Simenon raconte aussi, par le menu, les années de guerre. Déjà acquise, sa notoriété lui permettra d'obtenir divers passe-droits. Il ne s'en cache pas. Il vivra dans une paix relative dans le sud-ouest de la France, élevant des animaux. Il livre divers témoignages de sa générosité, lorsqu'il apporte une aide à la résistance. Il ne souffle mot, en revanche, des accusations de collaboration qu'il a subies après la guerre, pour avoir publié des romans dans des journaux aux mains des nazis et vendu des droits cinématographiques à la Continantal, sous contrôle allemand.

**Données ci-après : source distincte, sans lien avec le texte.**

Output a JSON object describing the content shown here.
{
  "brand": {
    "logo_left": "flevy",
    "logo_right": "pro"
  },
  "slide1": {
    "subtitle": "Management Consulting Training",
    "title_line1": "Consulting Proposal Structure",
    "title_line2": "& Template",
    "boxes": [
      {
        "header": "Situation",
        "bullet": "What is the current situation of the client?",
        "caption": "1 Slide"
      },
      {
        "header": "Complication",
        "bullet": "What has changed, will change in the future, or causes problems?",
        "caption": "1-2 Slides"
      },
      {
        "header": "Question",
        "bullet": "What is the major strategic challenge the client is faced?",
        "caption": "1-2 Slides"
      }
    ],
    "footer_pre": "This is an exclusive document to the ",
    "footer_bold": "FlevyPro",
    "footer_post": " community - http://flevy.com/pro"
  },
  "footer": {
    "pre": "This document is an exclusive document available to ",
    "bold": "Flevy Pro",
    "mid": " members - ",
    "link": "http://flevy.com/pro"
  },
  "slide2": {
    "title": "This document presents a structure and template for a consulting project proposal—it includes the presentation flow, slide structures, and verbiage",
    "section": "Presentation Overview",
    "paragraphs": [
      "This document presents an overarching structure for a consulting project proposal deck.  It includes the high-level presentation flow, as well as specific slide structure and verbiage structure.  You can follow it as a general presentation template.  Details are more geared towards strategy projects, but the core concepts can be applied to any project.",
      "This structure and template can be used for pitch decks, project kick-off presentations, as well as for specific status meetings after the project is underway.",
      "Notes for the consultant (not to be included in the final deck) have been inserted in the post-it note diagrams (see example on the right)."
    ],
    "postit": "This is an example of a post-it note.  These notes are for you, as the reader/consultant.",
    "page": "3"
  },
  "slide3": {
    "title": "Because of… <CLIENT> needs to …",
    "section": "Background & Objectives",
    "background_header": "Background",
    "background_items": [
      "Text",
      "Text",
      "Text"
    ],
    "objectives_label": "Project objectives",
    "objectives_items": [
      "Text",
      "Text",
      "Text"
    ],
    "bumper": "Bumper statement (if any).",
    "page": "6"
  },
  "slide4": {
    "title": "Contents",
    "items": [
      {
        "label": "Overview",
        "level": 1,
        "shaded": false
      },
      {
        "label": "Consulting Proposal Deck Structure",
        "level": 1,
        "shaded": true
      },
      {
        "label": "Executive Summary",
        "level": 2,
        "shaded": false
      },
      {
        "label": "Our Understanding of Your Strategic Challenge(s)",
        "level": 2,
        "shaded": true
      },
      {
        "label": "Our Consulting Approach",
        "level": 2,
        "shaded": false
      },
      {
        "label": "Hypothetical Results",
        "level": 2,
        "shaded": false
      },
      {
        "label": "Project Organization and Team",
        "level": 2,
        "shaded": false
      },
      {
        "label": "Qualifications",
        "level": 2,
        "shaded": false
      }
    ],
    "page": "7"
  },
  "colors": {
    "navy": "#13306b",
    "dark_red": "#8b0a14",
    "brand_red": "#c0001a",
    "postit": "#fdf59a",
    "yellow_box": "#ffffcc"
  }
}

Simenon est en revanche beaucoup plus prolixe sur sa vie aux Etats-Unis, après la guerre et la rencontre avec sa seconde épouse, Denyse Ouimet (qu'il ne condescend à désigner que sous la lettre « D. »). Le lecteur comprend alors que l'ouvrage n'est pas dénué d'intentions revanchardes. Simenon le romancier distille patiemment les symptômes de la folie dans laquelle sa seconde épouse va plonger et qui finira par briser l'existence de l'homme Simenon. Celui-ci se défend, à maintes reprises de toute animosité à l'égard de son épouse, mais le récit sent la haine d'une femme qui finira par mettre ses menaces à exécution et qu'il tient pour responsable du suicide de sa fille.·

Georges Simenon, « Mémoires intimes », « Tout Simenon », tome 27, Omnibus, 700 pages.